There are many appropriate flys to choose from on the Madision River. These three flies are focused around a springtime hatch.
Craven's JuJu Baetis. Most commonly known as Blue winged olives or baetis this small olive mayfly can be found on all our area rivers and streams. The fly is a fairly new pattern being used on the Madison. Craven's juju baetis is a great pattern for tailwaters and slower moving currents. This slender profile fly is a great pattern to fish for difficult trout or to sight nymph with. Without a beadhead, I like to fish this with a dry fly suspending it just under the surface.
BWO Cripple. We tie a lot of these in various colors and sizes. A fairly simple fly to tie this pattern can be adapted for PMD's, Royal Wullf Cripples or any mayfly pattern you want to imitate. We've caught trout on every river we guide with this basic pattern. We believe, that because of the trailing shuck and how it sits low in the water that the trout see this pattern as an easy meal.
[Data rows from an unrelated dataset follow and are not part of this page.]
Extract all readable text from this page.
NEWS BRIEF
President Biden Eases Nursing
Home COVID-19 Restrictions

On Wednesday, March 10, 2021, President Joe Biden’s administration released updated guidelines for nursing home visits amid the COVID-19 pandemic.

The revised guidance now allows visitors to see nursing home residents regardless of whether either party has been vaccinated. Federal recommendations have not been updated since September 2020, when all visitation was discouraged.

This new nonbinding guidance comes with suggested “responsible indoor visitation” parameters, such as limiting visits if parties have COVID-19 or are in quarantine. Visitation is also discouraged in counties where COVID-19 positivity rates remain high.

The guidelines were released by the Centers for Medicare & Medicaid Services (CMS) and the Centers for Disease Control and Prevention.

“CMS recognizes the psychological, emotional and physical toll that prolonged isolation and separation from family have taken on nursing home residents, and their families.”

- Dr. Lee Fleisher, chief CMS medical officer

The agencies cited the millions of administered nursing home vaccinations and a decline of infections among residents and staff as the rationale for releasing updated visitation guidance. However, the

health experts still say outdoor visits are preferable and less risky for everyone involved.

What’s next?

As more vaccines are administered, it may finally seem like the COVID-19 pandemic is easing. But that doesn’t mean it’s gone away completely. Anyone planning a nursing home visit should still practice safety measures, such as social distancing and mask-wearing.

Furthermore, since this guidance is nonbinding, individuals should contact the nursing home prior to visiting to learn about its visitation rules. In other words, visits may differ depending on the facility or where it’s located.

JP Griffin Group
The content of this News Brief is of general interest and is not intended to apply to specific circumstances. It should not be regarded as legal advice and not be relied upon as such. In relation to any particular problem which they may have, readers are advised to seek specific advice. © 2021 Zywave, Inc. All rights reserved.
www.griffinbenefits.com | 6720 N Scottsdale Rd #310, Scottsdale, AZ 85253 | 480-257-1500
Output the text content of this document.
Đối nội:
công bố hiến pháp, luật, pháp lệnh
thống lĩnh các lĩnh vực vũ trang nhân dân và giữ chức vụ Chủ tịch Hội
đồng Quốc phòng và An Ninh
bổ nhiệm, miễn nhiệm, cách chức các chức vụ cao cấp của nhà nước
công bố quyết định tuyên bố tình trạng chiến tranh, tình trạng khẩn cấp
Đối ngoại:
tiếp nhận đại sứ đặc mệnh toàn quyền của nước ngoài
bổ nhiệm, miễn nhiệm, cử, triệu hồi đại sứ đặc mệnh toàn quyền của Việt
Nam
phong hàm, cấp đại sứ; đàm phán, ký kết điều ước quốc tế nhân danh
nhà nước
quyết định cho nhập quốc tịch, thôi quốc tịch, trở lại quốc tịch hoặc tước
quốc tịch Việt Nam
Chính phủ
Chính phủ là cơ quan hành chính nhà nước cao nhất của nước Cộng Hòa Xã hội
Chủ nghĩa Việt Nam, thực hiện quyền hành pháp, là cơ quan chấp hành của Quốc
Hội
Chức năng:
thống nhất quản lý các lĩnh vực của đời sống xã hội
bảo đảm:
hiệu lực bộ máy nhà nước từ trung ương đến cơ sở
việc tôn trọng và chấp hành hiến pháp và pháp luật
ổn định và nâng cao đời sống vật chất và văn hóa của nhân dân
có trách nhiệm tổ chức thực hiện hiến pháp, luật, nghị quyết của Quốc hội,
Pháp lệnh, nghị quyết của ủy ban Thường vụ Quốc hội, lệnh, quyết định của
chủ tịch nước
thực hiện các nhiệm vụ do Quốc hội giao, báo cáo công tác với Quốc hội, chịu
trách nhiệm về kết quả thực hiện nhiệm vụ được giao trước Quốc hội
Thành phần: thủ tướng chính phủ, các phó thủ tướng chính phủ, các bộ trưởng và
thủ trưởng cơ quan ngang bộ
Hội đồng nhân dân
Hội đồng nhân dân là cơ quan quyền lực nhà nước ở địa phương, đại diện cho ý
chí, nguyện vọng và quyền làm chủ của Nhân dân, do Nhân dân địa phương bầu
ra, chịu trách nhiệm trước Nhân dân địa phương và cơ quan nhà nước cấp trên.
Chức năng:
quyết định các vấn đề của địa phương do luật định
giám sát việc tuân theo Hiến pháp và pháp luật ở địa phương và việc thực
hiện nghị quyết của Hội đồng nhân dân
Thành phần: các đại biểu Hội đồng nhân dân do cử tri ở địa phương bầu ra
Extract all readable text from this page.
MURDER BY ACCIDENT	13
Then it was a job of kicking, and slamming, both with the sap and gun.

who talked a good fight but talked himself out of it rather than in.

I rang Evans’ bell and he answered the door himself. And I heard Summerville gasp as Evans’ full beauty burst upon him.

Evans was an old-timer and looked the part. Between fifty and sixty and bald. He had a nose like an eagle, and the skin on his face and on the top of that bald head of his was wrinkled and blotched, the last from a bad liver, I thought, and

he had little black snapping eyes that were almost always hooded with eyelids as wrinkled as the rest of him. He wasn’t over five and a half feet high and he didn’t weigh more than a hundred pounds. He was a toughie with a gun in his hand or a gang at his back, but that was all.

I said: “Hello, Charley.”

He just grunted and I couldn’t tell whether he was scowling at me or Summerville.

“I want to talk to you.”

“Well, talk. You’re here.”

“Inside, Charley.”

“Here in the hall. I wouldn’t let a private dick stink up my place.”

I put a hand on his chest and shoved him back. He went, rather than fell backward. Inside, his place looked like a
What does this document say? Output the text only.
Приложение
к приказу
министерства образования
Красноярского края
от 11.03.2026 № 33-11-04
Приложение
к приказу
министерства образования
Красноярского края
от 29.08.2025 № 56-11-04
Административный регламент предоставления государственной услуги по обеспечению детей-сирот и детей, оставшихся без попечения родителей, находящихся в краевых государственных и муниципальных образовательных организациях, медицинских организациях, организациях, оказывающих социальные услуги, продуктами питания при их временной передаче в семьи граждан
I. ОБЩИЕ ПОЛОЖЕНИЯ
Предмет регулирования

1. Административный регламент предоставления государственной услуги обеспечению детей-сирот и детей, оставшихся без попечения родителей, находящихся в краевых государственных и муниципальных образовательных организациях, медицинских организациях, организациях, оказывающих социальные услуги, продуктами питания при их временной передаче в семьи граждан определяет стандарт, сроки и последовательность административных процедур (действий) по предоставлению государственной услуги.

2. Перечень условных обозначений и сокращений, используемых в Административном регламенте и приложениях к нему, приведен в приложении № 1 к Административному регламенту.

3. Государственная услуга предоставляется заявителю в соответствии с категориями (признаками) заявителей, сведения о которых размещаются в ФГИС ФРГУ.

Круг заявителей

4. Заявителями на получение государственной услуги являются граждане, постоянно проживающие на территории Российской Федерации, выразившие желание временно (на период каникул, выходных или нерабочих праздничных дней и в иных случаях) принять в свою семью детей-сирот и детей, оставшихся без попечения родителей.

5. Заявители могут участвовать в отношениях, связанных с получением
Micro Mayfly. The pattern has been in our fly box for many years and is always a steady producer. The micro mayfly is a great pattern when the BWO's are present. It is durable, slightly weighted and a proven winner. We've not only had proven success on our freestone streams like the Madison or Yellowstone but it also has a proven record on tailwaters like the Missouri and Bighorn rivers.